Documents ⇢ Data is a simple tool that takes the documents you have loaded into your workflow and turns them into a format that other Nappai components can work with. Think of it as a translator that changes the “document” language into the “data” language that the rest of the system understands.

How it Works

When you drop a list of LangChain Document objects into this component, it runs a quick conversion routine:

  1. It checks if you accidentally passed a single Document instead of a list and wraps it in a list if needed.
  2. For each document, it calls Data.from_document(document) – a built‑in helper that extracts the text, metadata, and any other useful fields.
  3. The result is a list of Data objects that you can hand off to other components (like data processors, AI models, or storage modules).

No external services are called; everything happens locally inside the dashboard.

Inputs

  • Documents: The list of documents you want to convert.
    Visible in: All

Outputs

The component returns a list of Data objects.

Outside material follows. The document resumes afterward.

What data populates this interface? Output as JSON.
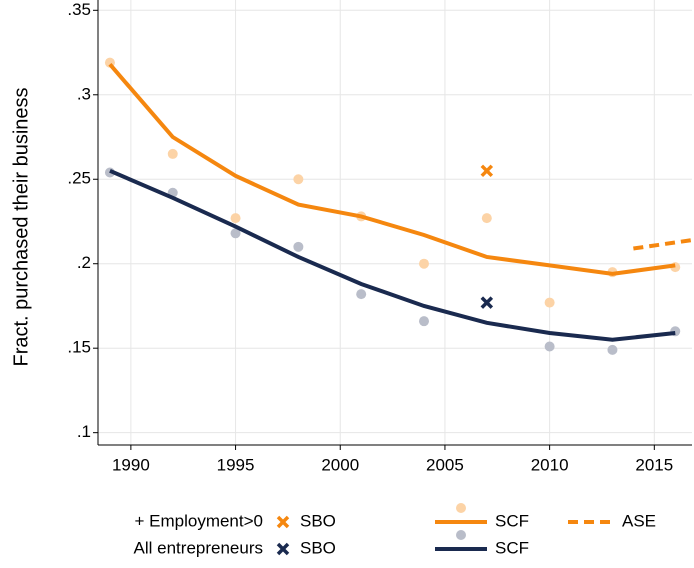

Each Data item contains the document’s content and metadata in a standardized format. You can feed this list into any component that expects Data input, such as:

  • Data analysis tools
  • AI model prompts
  • Storage or export modules

Usage Example

  1. Load Documents – Use a “Document Loader” component to read PDFs, Word files, or web pages into a list of Document objects.
  2. Convert – Connect the loader’s output to the Documents ⇢ Data component.
    The component will instantly produce a list of Data objects.
  3. Process – Feed the Data list into a “Data Processor” or an AI model component to extract insights, summarize, or store the information.

This simple two‑step flow lets you move from raw documents to actionable data without writing any code.

  • Data ⇢ Documents – Converts Data objects back into Document format for editing or re‑exporting.
  • Document Loader – Reads files or URLs and outputs a list of Document objects.
  • Data Processor – Performs transformations, filtering, or analysis on Data lists.

Tips and Best Practices

  • Check Document Quality – Make sure the documents are properly parsed; corrupted files may produce empty Data objects.
  • Batch Size – If you have thousands of documents, consider splitting them into smaller batches to keep the dashboard responsive.
  • Metadata Preservation – The conversion keeps all metadata (author, date, tags). Use it later for sorting or filtering.

Security Considerations

  • The component works entirely on data you provide; it does not send any information outside your Nappai instance.
  • Be cautious when loading documents from untrusted sources, as they may contain malicious content that could affect downstream components.